I need to find $x$ that $\sum _{n=1}^{\infty }\frac{(-1)^n}{x^2+n}$ is convergence and uniform convergence
for $\require{cancel}\xcancel{x\ge0}$${\color{red} {x \in \mathbb{R}}}$ we get that $\frac{1}{\textbf{x^2}+n}$ in monotone decreasing so its Leibniz and its convergence .

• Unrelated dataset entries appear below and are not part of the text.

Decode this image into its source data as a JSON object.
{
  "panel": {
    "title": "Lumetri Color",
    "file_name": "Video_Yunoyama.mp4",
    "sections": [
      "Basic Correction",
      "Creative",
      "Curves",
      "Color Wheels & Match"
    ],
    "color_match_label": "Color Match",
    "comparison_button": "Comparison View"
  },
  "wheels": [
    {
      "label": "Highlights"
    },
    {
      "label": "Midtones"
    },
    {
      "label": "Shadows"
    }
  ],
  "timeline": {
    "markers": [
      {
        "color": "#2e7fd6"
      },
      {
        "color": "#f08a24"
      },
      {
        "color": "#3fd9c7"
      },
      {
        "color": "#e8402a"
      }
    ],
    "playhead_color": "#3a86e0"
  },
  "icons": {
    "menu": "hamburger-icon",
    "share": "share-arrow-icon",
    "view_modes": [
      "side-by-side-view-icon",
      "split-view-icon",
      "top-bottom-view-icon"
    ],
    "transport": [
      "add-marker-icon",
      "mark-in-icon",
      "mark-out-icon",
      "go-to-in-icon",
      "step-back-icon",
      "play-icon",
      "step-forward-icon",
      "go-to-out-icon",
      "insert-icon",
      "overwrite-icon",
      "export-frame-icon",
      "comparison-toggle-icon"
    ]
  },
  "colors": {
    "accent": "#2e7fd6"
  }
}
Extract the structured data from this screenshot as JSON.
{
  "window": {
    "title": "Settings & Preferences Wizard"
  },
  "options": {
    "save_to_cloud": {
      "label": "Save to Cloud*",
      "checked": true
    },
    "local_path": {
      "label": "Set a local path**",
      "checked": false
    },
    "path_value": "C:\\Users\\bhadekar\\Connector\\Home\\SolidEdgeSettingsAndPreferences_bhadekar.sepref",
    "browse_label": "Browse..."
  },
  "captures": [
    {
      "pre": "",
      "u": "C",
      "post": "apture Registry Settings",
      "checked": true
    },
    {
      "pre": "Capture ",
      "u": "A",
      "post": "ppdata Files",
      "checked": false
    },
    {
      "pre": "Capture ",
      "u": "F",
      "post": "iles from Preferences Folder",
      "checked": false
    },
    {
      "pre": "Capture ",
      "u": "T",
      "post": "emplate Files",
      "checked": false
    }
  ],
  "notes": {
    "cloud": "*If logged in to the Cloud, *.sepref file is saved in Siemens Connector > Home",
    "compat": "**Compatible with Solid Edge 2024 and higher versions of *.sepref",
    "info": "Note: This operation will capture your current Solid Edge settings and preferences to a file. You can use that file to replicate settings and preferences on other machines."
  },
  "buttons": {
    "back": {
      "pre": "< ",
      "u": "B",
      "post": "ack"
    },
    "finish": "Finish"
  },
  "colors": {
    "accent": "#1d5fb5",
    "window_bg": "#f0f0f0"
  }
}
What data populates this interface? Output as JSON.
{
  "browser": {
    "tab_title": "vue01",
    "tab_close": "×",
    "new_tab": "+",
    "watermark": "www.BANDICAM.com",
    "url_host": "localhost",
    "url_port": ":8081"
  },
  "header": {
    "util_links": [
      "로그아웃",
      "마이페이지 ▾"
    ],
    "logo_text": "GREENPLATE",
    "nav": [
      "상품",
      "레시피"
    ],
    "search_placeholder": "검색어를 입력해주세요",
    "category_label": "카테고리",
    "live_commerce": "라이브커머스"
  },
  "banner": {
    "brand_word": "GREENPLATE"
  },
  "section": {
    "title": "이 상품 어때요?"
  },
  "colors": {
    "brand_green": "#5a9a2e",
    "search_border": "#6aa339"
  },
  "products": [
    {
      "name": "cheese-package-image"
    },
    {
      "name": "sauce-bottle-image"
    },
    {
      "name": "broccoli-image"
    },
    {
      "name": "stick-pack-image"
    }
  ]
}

now I need to check if in interval $x$ so that $\sum _{n=1}^{\infty }\frac{(-1)^n}{x^2+n}$ is uniform convergence :
$$|\sum _{k=n}^{\infty }\:\frac{(-1)^k}{x^2+k}|=|r_n(x)|\le a_{n+1}=\frac{1}{x^2+n+1}$$
$$sup_{x\in \mathbb{R}}|r_n(x)|=\frac{1}{n+1}:n\to \infty = 0$$
Is this correct ? if not how can I find a different $x$?
thanks
There are some errors in what you did. First you write: “for $x\ge0$ we get that $\frac 1{x^ 2+n}$ in monotone decreasing”. Why for $x\geqslant0$? What's different if $x<0$?
You can also prove that your series converges uniformly in $\mathbb R$ using Dirichlet's test for uniform convergence.